Doesn’t just love the game, but loves coaching
Great soccer coaching is all about the players. If a coach is prideful, they are thinking too much about themselves. A great soccer coach is sacrificial, even nurturing. They want the very best for each player and for the team as a whole. They are essentially creating a family. Families have a set of values, they do things a certain way, and the great ones usually have some sort of vision in mind. They deal with conflict, and when they go through great times, or hard times, they’re in it together. It’s the same for a soccer team. A coach should show a passion for raising the player to be all he or she can be.

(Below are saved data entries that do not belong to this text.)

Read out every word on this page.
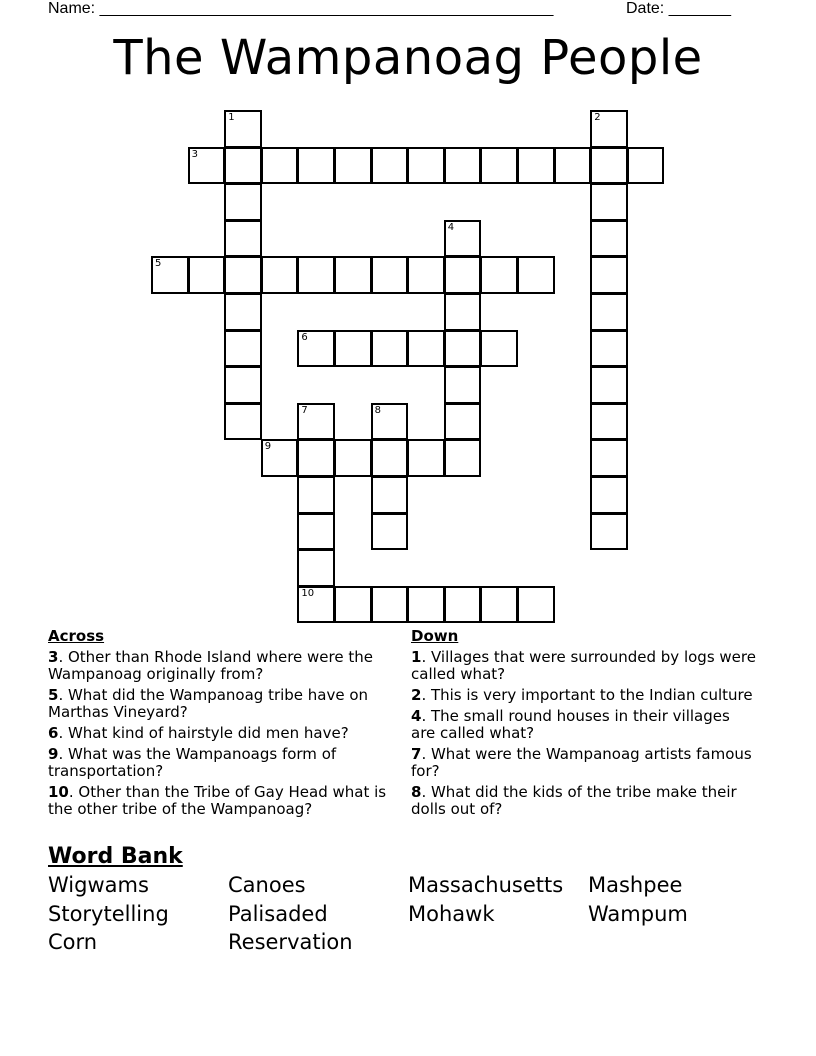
Name: ___________________________________________________	Date: _______
The Wampanoag People
1	2
3
4
5
6
7
10
8
9
Across
3. Other than Rhode Island where were the Wampanoag originally from?
5. What did the Wampanoag tribe have on Marthas Vineyard?
6. What kind of hairstyle did men have?
9. What was the Wampanoags form of transportation?
10. Other than the Tribe of Gay Head what is the other tribe of the Wampanoag?
Down
1. Villages that were surrounded by logs were called what?
2. This is very important to the Indian culture
4. The small round houses in their villages are called what?
7. What were the Wampanoag artists famous for?
8. What did the kids of the tribe make their dolls out of?
Word Bank
Wigwams	Canoes	Massachusetts Mashpee
Storytelling	Palisaded	Mohawk	Wampum
Corn	Reservation
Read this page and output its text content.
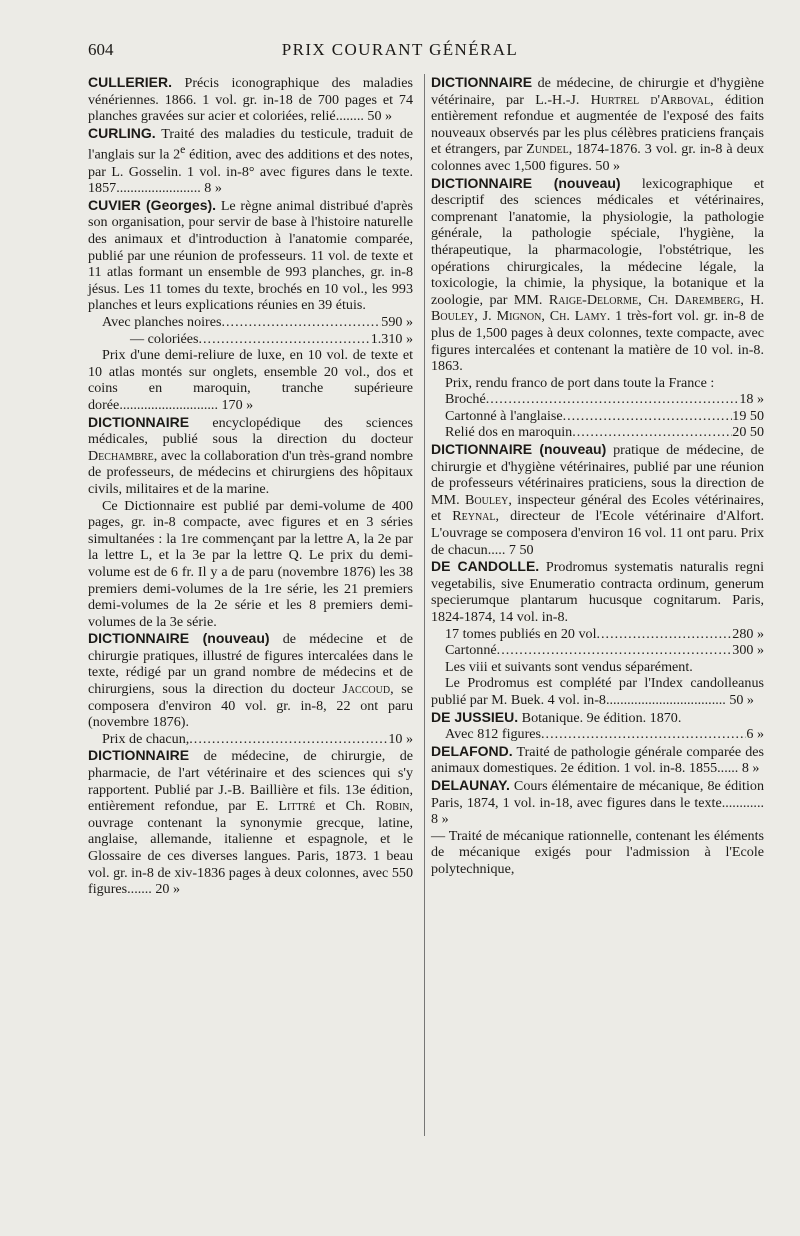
604	PRIX COURANT GÉNÉRAL

CULLERIER. Précis iconographique des maladies vénériennes. 1866. 1 vol. gr. in-18 de 700 pages et 74 planches gravées sur acier et coloriées, relié........ 50 »

CURLING. Traité des maladies du testicule, traduit de l'anglais sur la 2e édition, avec des additions et des notes, par L. Gosselin. 1 vol. in-8° avec figures dans le texte. 1857........................ 8 »

CUVIER (Georges). Le règne animal distribué d'après son organisation, pour servir de base à l'histoire naturelle des animaux et d'introduction à l'anatomie comparée, publié par une réunion de professeurs. 11 vol. de texte et 11 atlas formant un ensemble de 993 planches, gr. in-8 jésus. Les 11 tomes du texte, brochés en 10 vol., les 993 planches et leurs explications réunies en 39 étuis.

Avec planches noires .....	590 »
— coloriées .....	1.310 »

Prix d'une demi-reliure de luxe, en 10 vol. de texte et 10 atlas montés sur onglets, ensemble 20 vol., dos et coins en maroquin, tranche supérieure dorée............................ 170 »

DICTIONNAIRE encyclopédique des sciences médicales, publié sous la direction du docteur Dechambre, avec la collaboration d'un très-grand nombre de professeurs, de médecins et chirurgiens des hôpitaux civils, militaires et de la marine.

Ce Dictionnaire est publié par demi-volume de 400 pages, gr. in-8 compacte, avec figures et en 3 séries simultanées : la 1re commençant par la lettre A, la 2e par la lettre L, et la 3e par la lettre Q. Le prix du demi-volume est de 6 fr. Il y a de paru (novembre 1876) les 38 premiers demi-volumes de la 1re série, les 21 premiers demi-volumes de la 2e série et les 8 premiers demi-volumes de la 3e série.

DICTIONNAIRE (nouveau) de médecine et de chirurgie pratiques, illustré de figures intercalées dans le texte, rédigé par un grand nombre de médecins et de chirurgiens, sous la direction du docteur Jaccoud, se composera d'environ 40 vol. gr. in-8, 22 ont paru (novembre 1876).

Prix de chacun, .....	10 »

DICTIONNAIRE de médecine, de chirurgie, de pharmacie, de l'art vétérinaire et des sciences qui s'y rapportent. Publié par J.-B. Baillière et fils. 13e édition, entièrement refondue, par E. Littré et Ch. Robin, ouvrage contenant la synonymie grecque, latine, anglaise, allemande, italienne et espagnole, et le Glossaire de ces diverses langues. Paris, 1873. 1 beau vol. gr. in-8 de xiv-1836 pages à deux colonnes, avec 550 figures....... 20 »

DICTIONNAIRE de médecine, de chirurgie et d'hygiène vétérinaire, par L.-H.-J. Hurtrel d'Arboval, édition entièrement refondue et augmentée de l'exposé des faits nouveaux observés par les plus célèbres praticiens français et étrangers, par Zundel, 1874-1876. 3 vol. gr. in-8 à deux colonnes avec 1,500 figures. 50 »

DICTIONNAIRE (nouveau) lexicographique et descriptif des sciences médicales et vétérinaires, comprenant l'anatomie, la physiologie, la pathologie générale, la pathologie spéciale, l'hygiène, la thérapeutique, la pharmacologie, l'obstétrique, les opérations chirurgicales, la médecine légale, la toxicologie, la chimie, la physique, la botanique et la zoologie, par MM. Raige-Delorme, Ch. Daremberg, H. Bouley, J. Mignon, Ch. Lamy. 1 très-fort vol. gr. in-8 de plus de 1,500 pages à deux colonnes, texte compacte, avec figures intercalées et contenant la matière de 10 vol. in-8. 1863.

Prix, rendu franco de port dans toute la France :

Broché .....	18 »
Cartonné à l'anglaise .....	19 50
Relié dos en maroquin .....	20 50

DICTIONNAIRE (nouveau) pratique de médecine, de chirurgie et d'hygiène vétérinaires, publié par une réunion de professeurs vétérinaires praticiens, sous la direction de MM. Bouley, inspecteur général des Ecoles vétérinaires, et Reynal, directeur de l'Ecole vétérinaire d'Alfort. L'ouvrage se composera d'environ 16 vol. 11 ont paru. Prix de chacun..... 7 50

DE CANDOLLE. Prodromus systematis naturalis regni vegetabilis, sive Enumeratio contracta ordinum, generum specierumque plantarum hucusque cognitarum. Paris, 1824-1874, 14 vol. in-8.

17 tomes publiés en 20 vol .....	280 »
Cartonné .....	300 »

Les viii et suivants sont vendus séparément.

Le Prodromus est complété par l'Index candolleanus publié par M. Buek. 4 vol. in-8.................................. 50 »

DE JUSSIEU. Botanique. 9e édition. 1870.

Avec 812 figures .....	6 »

DELAFOND. Traité de pathologie générale comparée des animaux domestiques. 2e édition. 1 vol. in-8. 1855...... 8 »

DELAUNAY. Cours élémentaire de mécanique, 8e édition Paris, 1874, 1 vol. in-18, avec figures dans le texte............ 8 »

— Traité de mécanique rationnelle, contenant les éléments de mécanique exigés pour l'admission à l'Ecole polytechnique,
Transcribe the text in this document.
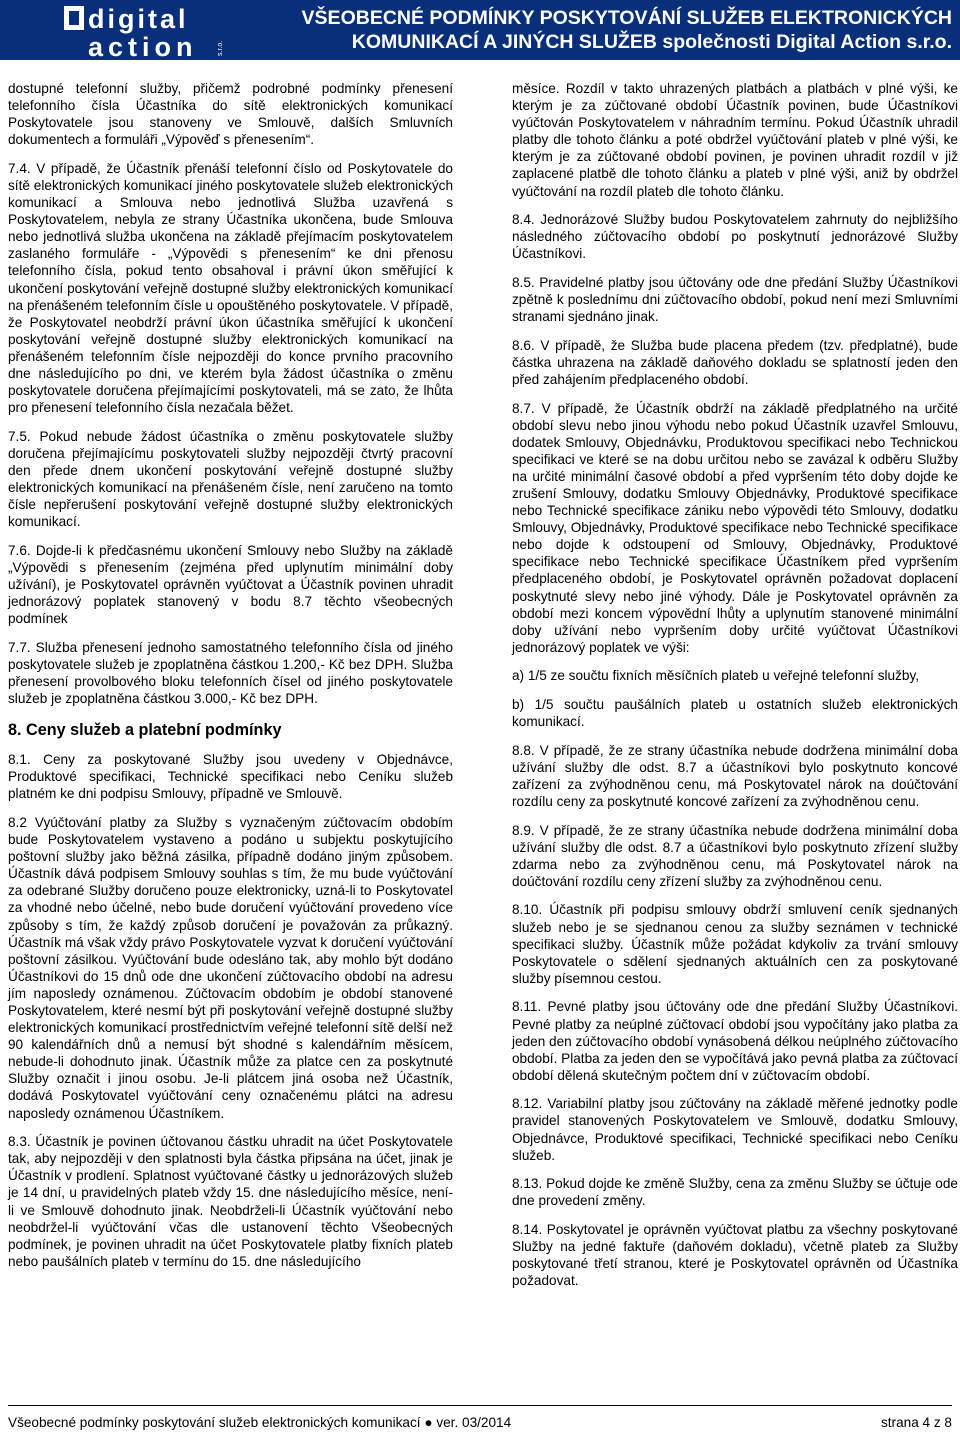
digital
action	s.r.o.
VŠEOBECNÉ PODMÍNKY POSKYTOVÁNÍ SLUŽEB ELEKTRONICKÝCH
KOMUNIKACÍ A JINÝCH SLUŽEB společnosti Digital Action s.r.o.

dostupné telefonní služby, přičemž podrobné podmínky přenesení telefonního čísla Účastníka do sítě elektronických komunikací Poskytovatele jsou stanoveny ve Smlouvě, dalších Smluvních dokumentech a formuláři „Výpověď s přenesením“.

7.4. V případě, že Účastník přenáší telefonní číslo od Poskytovatele do sítě elektronických komunikací jiného poskytovatele služeb elektronických komunikací a Smlouva nebo jednotlivá Služba uzavřená s Poskytovatelem, nebyla ze strany Účastníka ukončena, bude Smlouva nebo jednotlivá služba ukončena na základě přejímacím poskytovatelem zaslaného formuláře - „Výpovědi s přenesením“ ke dni přenosu telefonního čísla, pokud tento obsahoval i právní úkon směřující k ukončení poskytování veřejně dostupné služby elektronických komunikací na přenášeném telefonním čísle u opouštěného poskytovatele. V případě, že Poskytovatel neobdrží právní úkon účastníka směřující k ukončení poskytování veřejně dostupné služby elektronických komunikací na přenášeném telefonním čísle nejpozději do konce prvního pracovního dne následujícího po dni, ve kterém byla žádost účastníka o změnu poskytovatele doručena přejímajícími poskytovateli, má se zato, že lhůta pro přenesení telefonního čísla nezačala běžet.

7.5. Pokud nebude žádost účastníka o změnu poskytovatele služby doručena přejímajícímu poskytovateli služby nejpozději čtvrtý pracovní den přede dnem ukončení poskytování veřejně dostupné služby elektronických komunikací na přenášeném čísle, není zaručeno na tomto čísle nepřerušení poskytování veřejně dostupné služby elektronických komunikací.

7.6. Dojde-li k předčasnému ukončení Smlouvy nebo Služby na základě „Výpovědi s přenesením (zejména před uplynutím minimální doby užívání), je Poskytovatel oprávněn vyúčtovat a Účastník povinen uhradit jednorázový poplatek stanovený v bodu 8.7 těchto všeobecných podmínek

7.7. Služba přenesení jednoho samostatného telefonního čísla od jiného poskytovatele služeb je zpoplatněna částkou 1.200,- Kč bez DPH. Služba přenesení provolbového bloku telefonních čísel od jiného poskytovatele služeb je zpoplatněna částkou 3.000,- Kč bez DPH.

8. Ceny služeb a platební podmínky

8.1. Ceny za poskytované Služby jsou uvedeny v Objednávce, Produktové specifikaci, Technické specifikaci nebo Ceníku služeb platném ke dni podpisu Smlouvy, případně ve Smlouvě.

8.2 Vyúčtování platby za Služby s vyznačeným zúčtovacím obdobím bude Poskytovatelem vystaveno a podáno u subjektu poskytujícího poštovní služby jako běžná zásilka, případně dodáno jiným způsobem. Účastník dává podpisem Smlouvy souhlas s tím, že mu bude vyúčtování za odebrané Služby doručeno pouze elektronicky, uzná-li to Poskytovatel za vhodné nebo účelné, nebo bude doručení vyúčtování provedeno více způsoby s tím, že každý způsob doručení je považován za průkazný. Účastník má však vždy právo Poskytovatele vyzvat k doručení vyúčtování poštovní zásilkou. Vyúčtování bude odesláno tak, aby mohlo být dodáno Účastníkovi do 15 dnů ode dne ukončení zúčtovacího období na adresu jím naposledy oznámenou. Zúčtovacím obdobím je období stanovené Poskytovatelem, které nesmí být při poskytování veřejně dostupné služby elektronických komunikací prostřednictvím veřejné telefonní sítě delší než 90 kalendářních dnů a nemusí být shodné s kalendářním měsícem, nebude-li dohodnuto jinak. Účastník může za platce cen za poskytnuté Služby označit i jinou osobu. Je-li plátcem jiná osoba než Účastník, dodává Poskytovatel vyúčtování ceny označenému plátci na adresu naposledy oznámenou Účastníkem.

8.3. Účastník je povinen účtovanou částku uhradit na účet Poskytovatele tak, aby nejpozději v den splatnosti byla částka připsána na účet, jinak je Účastník v prodlení. Splatnost vyúčtované částky u jednorázových služeb je 14 dní, u pravidelných plateb vždy 15. dne následujícího měsíce, není-li ve Smlouvě dohodnuto jinak. Neobdrželi-li Účastník vyúčtování nebo neobdržel-li vyúčtování včas dle ustanovení těchto Všeobecných podmínek, je povinen uhradit na účet Poskytovatele platby fixních plateb nebo paušálních plateb v termínu do 15. dne následujícího

měsíce. Rozdíl v takto uhrazených platbách a platbách v plné výši, ke kterým je za zúčtované období Účastník povinen, bude Účastníkovi vyúčtován Poskytovatelem v náhradním termínu. Pokud Účastník uhradil platby dle tohoto článku a poté obdržel vyúčtování plateb v plné výši, ke kterým je za zúčtované období povinen, je povinen uhradit rozdíl v již zaplacené platbě dle tohoto článku a plateb v plné výši, aniž by obdržel vyúčtování na rozdíl plateb dle tohoto článku.

8.4. Jednorázové Služby budou Poskytovatelem zahrnuty do nejbližšího následného zúčtovacího období po poskytnutí jednorázové Služby Účastníkovi.

8.5. Pravidelné platby jsou účtovány ode dne předání Služby Účastníkovi zpětně k poslednímu dni zúčtovacího období, pokud není mezi Smluvními stranami sjednáno jinak.

8.6. V případě, že Služba bude placena předem (tzv. předplatné), bude částka uhrazena na základě daňového dokladu se splatností jeden den před zahájením předplaceného období.

8.7. V případě, že Účastník obdrží na základě předplatného na určité období slevu nebo jinou výhodu nebo pokud Účastník uzavřel Smlouvu, dodatek Smlouvy, Objednávku, Produktovou specifikaci nebo Technickou specifikaci ve které se na dobu určitou nebo se zavázal k odběru Služby na určité minimální časové období a před vypršením této doby dojde ke zrušení Smlouvy, dodatku Smlouvy Objednávky, Produktové specifikace nebo Technické specifikace zániku nebo výpovědi této Smlouvy, dodatku Smlouvy, Objednávky, Produktové specifikace nebo Technické specifikace nebo dojde k odstoupení od Smlouvy, Objednávky, Produktové specifikace nebo Technické specifikace Účastníkem před vypršením předplaceného období, je Poskytovatel oprávněn požadovat doplacení poskytnuté slevy nebo jiné výhody. Dále je Poskytovatel oprávněn za období mezi koncem výpovědní lhůty a uplynutím stanovené minimální doby užívání nebo vypršením doby určité vyúčtovat Účastníkovi jednorázový poplatek ve výši:

a) 1/5 ze součtu fixních měsíčních plateb u veřejné telefonní služby,

b) 1/5 součtu paušálních plateb u ostatních služeb elektronických komunikací.

8.8. V případě, že ze strany účastníka nebude dodržena minimální doba užívání služby dle odst. 8.7 a účastníkovi bylo poskytnuto koncové zařízení za zvýhodněnou cenu, má Poskytovatel nárok na doúčtování rozdílu ceny za poskytnuté koncové zařízení za zvýhodněnou cenu.

8.9. V případě, že ze strany účastníka nebude dodržena minimální doba užívání služby dle odst. 8.7 a účastníkovi bylo poskytnuto zřízení služby zdarma nebo za zvýhodněnou cenu, má Poskytovatel nárok na doúčtování rozdílu ceny zřízení služby za zvýhodněnou cenu.

8.10. Účastník při podpisu smlouvy obdrží smluvení ceník sjednaných služeb nebo je se sjednanou cenou za služby seznámen v technické specifikaci služby. Účastník může požádat kdykoliv za trvání smlouvy Poskytovatele o sdělení sjednaných aktuálních cen za poskytované služby písemnou cestou.

8.11. Pevné platby jsou účtovány ode dne předání Služby Účastníkovi. Pevné platby za neúplné zúčtovací období jsou vypočítány jako platba za jeden den zúčtovacího období vynásobená délkou neúplného zúčtovacího období. Platba za jeden den se vypočítává jako pevná platba za zúčtovací období dělená skutečným počtem dní v zúčtovacím období.

8.12. Variabilní platby jsou zúčtovány na základě měřené jednotky podle pravidel stanovených Poskytovatelem ve Smlouvě, dodatku Smlouvy, Objednávce, Produktové specifikaci, Technické specifikaci nebo Ceníku služeb.

8.13. Pokud dojde ke změně Služby, cena za změnu Služby se účtuje ode dne provedení změny.

8.14. Poskytovatel je oprávněn vyúčtovat platbu za všechny poskytované Služby na jedné faktuře (daňovém dokladu), včetně plateb za Služby poskytované třetí stranou, které je Poskytovatel oprávněn od Účastníka požadovat.

Všeobecné podmínky poskytování služeb elektronických komunikací ● ver. 03/2014	strana 4 z 8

Lives out the culture of the soccer academy or club
A coach should introduce and maintain the culture of the club or academy. Great soccer coaching looks like encouraging players when they live out the culture of the club and dealing with behaviour that goes against the club’s values.
Closing thoughts
A great coach might be really strong in communication, and less so in building bonds between the players. Just like in life, everyone has their dominant strengths, so to find a coach who equally excels in all thirteen of the traits is rare. It’s about looking for a coach who demonstrates the majority of them, and is willing to work on the areas they’re not as strong in.